Treatment for Congestion Related to Respiratory Infection
For symptomatic relief of nasal congestion from a respiratory infection, use a first-generation oral antihistamine combined with pseudoephedrine (not phenylephrine) as first-line therapy, or alternatively use a topical decongestant for no more than 3 days. 1
First-Line Oral Therapy
Combination antihistamine-decongestant therapy is the most evidence-based approach for post-viral nasal congestion:
- Dexbrompheniramine 6 mg twice daily plus pseudoephedrine 120 mg (sustained-release) twice daily is a recommended regimen 1
- Alternatively, azatadine 1 mg twice daily plus pseudoephedrine 120 mg twice daily 1
- The benefit comes from the anticholinergic properties of first-generation antihistamines, not their antihistamine action 1
- Improvement is expected within days to 2 weeks 1
- This combination has proven efficacy in randomized controlled trials specifically for post-viral nasal congestion 1
Pseudoephedrine is significantly superior to phenylephrine due to better oral bioavailability, as phenylephrine undergoes extensive first-pass metabolism in the gut 2, 1
Topical Decongestant Option
For rapid, superior relief, topical decongestants are more effective than oral agents but must be strictly time-limited:
- Oxymetazoline or xylometazoline nasal spray provides relief within minutes 2, 1
- Maximum duration is 3-5 days only to prevent rhinitis medicamentosa (rebound congestion) 3, 2, 4, 1
- Topical decongestants are superior to oral pseudoephedrine based on imaging studies showing reduced congestion of sinus and nasal mucosa 2
- Rebound congestion can develop as early as the third or fourth day of continuous use 2, 4
Adjunctive Symptomatic Measures
Additional supportive measures that provide symptomatic relief:
- Acetaminophen or ibuprofen for pain and fever 3
- Saline nasal irrigations to remove mucus and relieve symptoms 3
- Nasal steroid sprays may reduce symptoms after 15 days of use, but the benefit is small (14 people must use them to get 1 person better) 3
Safety Contraindications and Precautions
Screen carefully before prescribing oral decongestants:
- Use with extreme caution or avoid in patients with cardiac arrhythmias, angina pectoris, coronary artery disease, or cerebrovascular disease 2, 1
- Use with extreme caution or avoid in patients with uncontrolled hypertension, hyperthyroidism, glaucoma, or elevated intraocular pressure 2, 1
- Avoid during the first trimester of pregnancy due to reported fetal heart rate changes 2, 1
- Oral decongestants cause small increases in systolic blood pressure (0.99 mmHg) and heart rate (2.83 beats/min) 2
Ineffective Therapies to Avoid
Do not use the following for non-allergic post-viral congestion:
- Newer-generation antihistamines alone (loratadine, fexofenadine) are ineffective for non-allergic post-viral congestion 1
- Antihistamines without decongestants may worsen symptoms by drying nasal mucosa in non-allergic patients 3, 1
- Guaifenesin (expectorant) lacks evidence of clinical efficacy for nasal congestion 3, 1
- Oral steroid medicines should not be used routinely because they have side effects and do not relieve symptoms 3
Pediatric Considerations
Special precautions apply to children:
- Over-the-counter cough and cold medications should be avoided in children under 6 years of age due to lack of established efficacy and potential toxicity 1
- Oral decongestants are usually well-tolerated in children over 6 years when used at appropriate doses 1
Common Pitfalls
The most important caveat is avoiding prolonged topical decongestant use.
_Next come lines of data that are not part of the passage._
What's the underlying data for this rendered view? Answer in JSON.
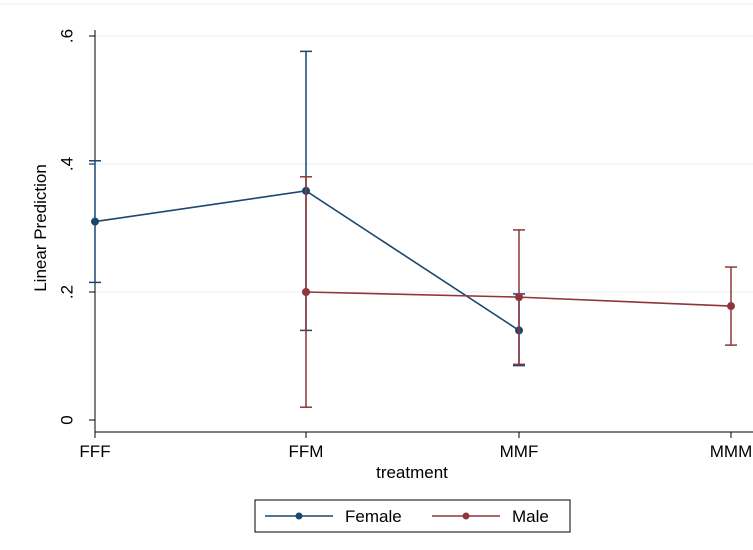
{
  "chart_data": {
    "type": "line",
    "title": "",
    "xlabel": "treatment",
    "ylabel": "Linear Prediction",
    "categories": [
      "FFF",
      "FFM",
      "MMF",
      "MMM"
    ],
    "y_ticks": [
      0,
      0.2,
      0.4,
      0.6
    ],
    "y_tick_labels": [
      "0",
      ".2",
      ".4",
      ".6"
    ],
    "ylim": [
      -0.02,
      0.62
    ],
    "grid": true,
    "legend_position": "bottom",
    "series": [
      {
        "name": "Female",
        "color": "#1a476f",
        "points": [
          {
            "x": "FFF",
            "y": 0.31,
            "ci_low": 0.215,
            "ci_high": 0.405
          },
          {
            "x": "FFM",
            "y": 0.358,
            "ci_low": 0.14,
            "ci_high": 0.576
          },
          {
            "x": "MMF",
            "y": 0.14,
            "ci_low": 0.085,
            "ci_high": 0.197
          }
        ]
      },
      {
        "name": "Male",
        "color": "#90353b",
        "points": [
          {
            "x": "FFM",
            "y": 0.2,
            "ci_low": 0.02,
            "ci_high": 0.38
          },
          {
            "x": "MMF",
            "y": 0.192,
            "ci_low": 0.087,
            "ci_high": 0.297
          },
          {
            "x": "MMM",
            "y": 0.178,
            "ci_low": 0.117,
            "ci_high": 0.239
          }
        ]
      }
    ]
  }
}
Patients often continue using oxymetazoline or similar sprays beyond 3-5 days, leading to rhinitis medicamentosa—a cycle of worsening congestion requiring increasing doses 2, 4. If this occurs, the topical decongestant must be stopped completely and intranasal corticosteroids started to allow recovery 4.
Another common error is prescribing phenylephrine instead of pseudoephedrine. Phenylephrine has poor oral bioavailability and limited efficacy compared to pseudoephedrine 2, 1.